The Auburn Citizen
Opponents of bottle bill boost send bucks to Bruno
By The Associated Press
ALBANY - Leading opponents of legislation to expand New York's bottle deposit law to include non-carbonated beverages are staging a major fundraiser for state Senate Majority Leader Joseph Bruno and his GOP colleagues in the chamber.
Thus far, Bruno and his fellow Senate Republicans have turned back efforts to expand the bottle deposit law, an idea supported by new Democratic Gov. Eliot Spitzer and the state Assembly's Democratic majority.
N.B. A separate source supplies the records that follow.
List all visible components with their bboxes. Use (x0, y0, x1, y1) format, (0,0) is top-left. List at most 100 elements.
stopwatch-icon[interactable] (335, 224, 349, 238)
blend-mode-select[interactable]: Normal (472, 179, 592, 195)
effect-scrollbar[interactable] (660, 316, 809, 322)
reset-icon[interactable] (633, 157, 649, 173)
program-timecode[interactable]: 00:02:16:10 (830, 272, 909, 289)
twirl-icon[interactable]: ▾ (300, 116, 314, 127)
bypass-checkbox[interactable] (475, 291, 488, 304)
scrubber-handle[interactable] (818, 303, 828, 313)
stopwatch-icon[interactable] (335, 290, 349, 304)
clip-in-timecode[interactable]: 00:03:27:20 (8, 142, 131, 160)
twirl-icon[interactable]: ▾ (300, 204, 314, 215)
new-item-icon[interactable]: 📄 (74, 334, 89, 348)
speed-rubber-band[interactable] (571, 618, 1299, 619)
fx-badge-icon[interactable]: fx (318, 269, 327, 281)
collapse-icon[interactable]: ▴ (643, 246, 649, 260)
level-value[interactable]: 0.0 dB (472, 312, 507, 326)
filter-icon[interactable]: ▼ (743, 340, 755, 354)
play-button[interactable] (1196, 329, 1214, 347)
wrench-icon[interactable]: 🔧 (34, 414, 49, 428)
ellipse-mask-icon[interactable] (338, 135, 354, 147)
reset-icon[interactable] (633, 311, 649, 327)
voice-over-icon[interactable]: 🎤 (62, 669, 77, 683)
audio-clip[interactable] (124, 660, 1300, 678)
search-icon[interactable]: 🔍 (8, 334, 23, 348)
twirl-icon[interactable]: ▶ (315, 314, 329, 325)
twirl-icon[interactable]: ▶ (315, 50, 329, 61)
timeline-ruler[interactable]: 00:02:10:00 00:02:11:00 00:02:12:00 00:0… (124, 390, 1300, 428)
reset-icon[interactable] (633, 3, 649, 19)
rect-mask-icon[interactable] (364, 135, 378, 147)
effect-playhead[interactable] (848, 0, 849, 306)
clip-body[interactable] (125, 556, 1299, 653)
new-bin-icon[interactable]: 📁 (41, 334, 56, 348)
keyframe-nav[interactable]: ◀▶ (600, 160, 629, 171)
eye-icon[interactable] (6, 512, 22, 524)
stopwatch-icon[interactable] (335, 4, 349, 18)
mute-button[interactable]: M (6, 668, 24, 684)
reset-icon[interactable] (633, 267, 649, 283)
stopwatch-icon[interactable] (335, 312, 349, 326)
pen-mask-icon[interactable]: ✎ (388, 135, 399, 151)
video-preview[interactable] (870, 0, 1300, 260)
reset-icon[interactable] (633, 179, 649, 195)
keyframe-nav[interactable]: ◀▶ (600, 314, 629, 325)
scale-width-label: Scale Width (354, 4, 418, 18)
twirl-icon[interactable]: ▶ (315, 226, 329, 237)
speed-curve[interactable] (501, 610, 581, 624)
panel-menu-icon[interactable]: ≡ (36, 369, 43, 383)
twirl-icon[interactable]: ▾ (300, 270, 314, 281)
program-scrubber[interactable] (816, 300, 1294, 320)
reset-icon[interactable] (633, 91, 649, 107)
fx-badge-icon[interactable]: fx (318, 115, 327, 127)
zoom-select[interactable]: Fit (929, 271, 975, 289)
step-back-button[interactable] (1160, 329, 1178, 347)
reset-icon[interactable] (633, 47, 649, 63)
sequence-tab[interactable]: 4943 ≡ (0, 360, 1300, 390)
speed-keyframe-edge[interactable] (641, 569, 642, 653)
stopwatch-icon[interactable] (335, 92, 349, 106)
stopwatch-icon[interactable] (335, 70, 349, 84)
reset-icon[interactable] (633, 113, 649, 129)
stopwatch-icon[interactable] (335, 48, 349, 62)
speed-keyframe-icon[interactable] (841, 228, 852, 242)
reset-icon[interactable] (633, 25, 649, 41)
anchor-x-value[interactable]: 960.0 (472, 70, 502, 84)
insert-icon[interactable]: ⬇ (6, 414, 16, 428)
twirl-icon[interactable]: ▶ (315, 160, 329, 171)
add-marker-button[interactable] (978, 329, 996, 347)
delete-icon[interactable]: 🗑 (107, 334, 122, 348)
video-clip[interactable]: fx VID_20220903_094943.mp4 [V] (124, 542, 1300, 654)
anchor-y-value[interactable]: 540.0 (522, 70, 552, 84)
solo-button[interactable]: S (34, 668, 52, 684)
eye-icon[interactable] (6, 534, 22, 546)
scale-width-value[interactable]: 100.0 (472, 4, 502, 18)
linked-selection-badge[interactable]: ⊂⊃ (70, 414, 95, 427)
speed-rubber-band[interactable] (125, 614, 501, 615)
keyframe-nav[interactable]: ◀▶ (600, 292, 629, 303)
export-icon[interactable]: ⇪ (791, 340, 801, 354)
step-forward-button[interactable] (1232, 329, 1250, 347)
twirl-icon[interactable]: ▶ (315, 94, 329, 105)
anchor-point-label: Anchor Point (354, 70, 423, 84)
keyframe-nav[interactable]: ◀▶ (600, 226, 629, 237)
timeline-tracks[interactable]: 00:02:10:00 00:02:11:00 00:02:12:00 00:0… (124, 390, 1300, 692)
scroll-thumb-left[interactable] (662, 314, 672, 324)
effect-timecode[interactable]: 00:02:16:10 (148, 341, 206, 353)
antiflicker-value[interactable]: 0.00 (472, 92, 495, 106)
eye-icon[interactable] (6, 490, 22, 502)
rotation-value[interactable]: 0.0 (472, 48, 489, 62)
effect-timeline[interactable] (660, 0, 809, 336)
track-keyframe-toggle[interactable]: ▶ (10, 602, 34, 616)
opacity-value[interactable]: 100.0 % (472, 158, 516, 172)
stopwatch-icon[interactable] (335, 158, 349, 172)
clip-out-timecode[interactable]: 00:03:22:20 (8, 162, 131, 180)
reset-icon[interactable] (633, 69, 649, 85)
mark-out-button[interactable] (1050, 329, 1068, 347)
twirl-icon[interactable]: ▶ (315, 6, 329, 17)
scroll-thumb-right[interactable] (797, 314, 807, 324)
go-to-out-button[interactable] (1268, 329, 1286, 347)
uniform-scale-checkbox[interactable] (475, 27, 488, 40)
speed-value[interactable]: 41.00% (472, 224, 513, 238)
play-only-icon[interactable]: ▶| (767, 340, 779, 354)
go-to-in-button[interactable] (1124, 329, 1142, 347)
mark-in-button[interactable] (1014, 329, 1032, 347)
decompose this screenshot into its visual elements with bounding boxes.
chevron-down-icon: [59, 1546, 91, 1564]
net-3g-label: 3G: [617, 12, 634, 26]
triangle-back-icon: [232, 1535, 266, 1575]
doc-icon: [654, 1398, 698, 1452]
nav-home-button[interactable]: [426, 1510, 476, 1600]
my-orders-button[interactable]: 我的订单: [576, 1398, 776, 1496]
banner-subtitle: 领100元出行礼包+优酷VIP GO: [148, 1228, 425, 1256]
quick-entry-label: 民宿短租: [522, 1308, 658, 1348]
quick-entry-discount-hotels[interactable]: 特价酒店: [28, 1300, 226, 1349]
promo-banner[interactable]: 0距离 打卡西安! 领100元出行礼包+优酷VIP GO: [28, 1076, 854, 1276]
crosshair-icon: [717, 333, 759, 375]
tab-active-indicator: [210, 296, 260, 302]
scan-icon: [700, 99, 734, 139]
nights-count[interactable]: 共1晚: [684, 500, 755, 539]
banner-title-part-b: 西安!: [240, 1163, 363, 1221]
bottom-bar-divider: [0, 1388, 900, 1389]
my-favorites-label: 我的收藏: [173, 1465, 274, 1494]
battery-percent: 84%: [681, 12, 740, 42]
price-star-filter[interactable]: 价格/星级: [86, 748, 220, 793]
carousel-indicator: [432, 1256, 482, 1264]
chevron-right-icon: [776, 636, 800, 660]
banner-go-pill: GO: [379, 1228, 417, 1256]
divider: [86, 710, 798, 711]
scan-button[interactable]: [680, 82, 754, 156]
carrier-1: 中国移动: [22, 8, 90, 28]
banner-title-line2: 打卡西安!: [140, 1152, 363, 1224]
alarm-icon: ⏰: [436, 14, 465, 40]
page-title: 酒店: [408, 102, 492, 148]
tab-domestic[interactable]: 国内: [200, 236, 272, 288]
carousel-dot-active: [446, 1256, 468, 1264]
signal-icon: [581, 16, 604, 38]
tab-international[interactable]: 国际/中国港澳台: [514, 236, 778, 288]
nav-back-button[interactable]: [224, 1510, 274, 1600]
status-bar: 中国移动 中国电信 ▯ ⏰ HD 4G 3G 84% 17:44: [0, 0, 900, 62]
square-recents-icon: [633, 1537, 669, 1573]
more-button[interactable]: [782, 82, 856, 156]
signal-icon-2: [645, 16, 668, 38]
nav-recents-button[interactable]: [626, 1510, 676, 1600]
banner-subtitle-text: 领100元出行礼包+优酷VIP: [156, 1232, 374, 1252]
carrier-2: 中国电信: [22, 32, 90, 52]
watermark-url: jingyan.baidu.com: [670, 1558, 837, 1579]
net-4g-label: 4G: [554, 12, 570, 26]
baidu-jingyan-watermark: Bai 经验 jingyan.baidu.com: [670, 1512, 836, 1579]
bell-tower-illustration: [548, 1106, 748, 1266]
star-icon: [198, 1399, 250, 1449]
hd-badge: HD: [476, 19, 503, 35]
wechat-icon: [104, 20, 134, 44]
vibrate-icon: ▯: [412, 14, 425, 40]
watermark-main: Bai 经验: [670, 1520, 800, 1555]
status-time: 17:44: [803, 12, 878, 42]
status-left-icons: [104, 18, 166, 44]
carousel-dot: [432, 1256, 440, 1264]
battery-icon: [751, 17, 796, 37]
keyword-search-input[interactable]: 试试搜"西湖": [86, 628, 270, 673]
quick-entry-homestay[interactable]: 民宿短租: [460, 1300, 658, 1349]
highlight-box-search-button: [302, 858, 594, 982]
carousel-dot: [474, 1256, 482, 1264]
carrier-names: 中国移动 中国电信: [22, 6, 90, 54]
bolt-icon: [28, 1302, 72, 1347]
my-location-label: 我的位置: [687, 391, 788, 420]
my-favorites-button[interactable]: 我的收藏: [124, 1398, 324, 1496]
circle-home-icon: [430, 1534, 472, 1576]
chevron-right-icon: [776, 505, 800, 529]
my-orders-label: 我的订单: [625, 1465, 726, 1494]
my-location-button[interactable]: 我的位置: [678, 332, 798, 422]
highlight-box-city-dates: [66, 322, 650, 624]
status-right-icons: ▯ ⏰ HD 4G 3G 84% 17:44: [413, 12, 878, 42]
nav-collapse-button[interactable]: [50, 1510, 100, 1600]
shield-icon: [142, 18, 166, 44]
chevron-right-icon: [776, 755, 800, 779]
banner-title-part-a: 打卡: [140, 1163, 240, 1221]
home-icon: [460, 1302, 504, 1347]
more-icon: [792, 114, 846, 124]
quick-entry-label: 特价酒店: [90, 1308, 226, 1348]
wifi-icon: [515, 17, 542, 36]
The fundraiser comes at a crucial time in the Albany political cycle with less than a month to go in the Legislature's scheduled annual session.
Invitees to the fundraiser, scheduled for Thursday at a restaurant in Manhattan, are being asked to write checks for $5,000 to the Senate Republican Campaign Committee's housekeeping account, a soft-money conduit that skirts the state's annual maximum of $5,000 in contributions by any one corporation for New York elections.
In fact, an invitation to the event honoring Bruno tells potential donors that such donations “do not apply toward the $5,000 corporate calendar year limit.”
Soft money accounts can be used to finance party building activities that do not expressly advocate for the election of specific candidates.
The fundraiser for the Senate GOP comes as Spitzer and Bruno are locked in a major battle over the governor's attempts to overhaul New York's notoriously lax campaign finance laws by, among other things, limiting corporate donations to soft-money campaign committees to $50,000. Currently, there are no limits on those donations.
The Manhattan event is being promoted by, among others, the Food Industry Alliance of New York State and the Washington-based national Grocery Manufacturers/Food Products Association. The groups represent everyone from supermarkets to major beverage manufacturers.
Under the proposed legislation in New York, the state's deposit law would be expanded to include such things as iced tea and bottled water. Currently, only carbonated beverages such as beer and soda require nickel deposits on each container.
While the environmental community has been pushing the expansion of New York's 25-year-old law, the proposal has been under attack from the food and beverage industry, which has said it would mean higher costs and inconvenience for consumers. The industry is pressing an expansion of recycling programs as an alternative.
While Bruno and his Senate colleagues have generally been cool to talk of expanding the law in the past, James Rogers, president of the Food Industry Alliance, said Wednesday that his group isn't taking any chances.
“We have not recently gotten any sort of assurances one way or the other (from the Senate GOP), so until the Legislature adjourns, as far as we're concerned, nothing is definite,” said the head of the industry lobbying alliance.
Rogers also said that when it comes to dealing with New York's state government “things that appear to be locked down are not locked down and things that appear to be dormant are not dormant, so we continue to work this issue until the Legislature goes home.”
In fact, some Senate Republicans are eyeing legislation that would expand the deposit law in a limited way.
Rogers said his group has also done fundraising in the past for Democrats, but has no current plans for any events for them.
The fundraiser drew criticism from the New York Public Interest Research Group.
“You could call this a kind of recycling - opponents of the `Bigger Better Bottle Bill' are recycling the public's unclaimed nickels into cold cash for the Senate Republicans,” said NYPIRG's Laura Haight. “We think the unclaimed deposits should go to help New York's environment, not support the status quo in Albany.”
The NYPIRG-backed expansion would have money from unclaimed deposits - estimates vary from $80 million to $140 million a year - go into state coffers to help finance environmental projects. Currently, the money stays with the beverage industry.
Under one proposal with some Senate GOP support, deposits would be expanded to non-carbonated beverages, but the unclaimed deposits issue would not be addressed.
Asked about the GOP fundraiser, the Spitzer-controlled state Democratic Committee used the opportunity to blast Bruno.
“Without resorting to name calling and bitter rhetoric, we simply wish to point out to all those who want change in Albany that Senator Bruno and his colleagues in the Senate majority conference are the ones who are blocking any progress on this issue,” said a statement from the Democrats.
“They are doing so because they want to protect the current tainted system,” the Democrats said.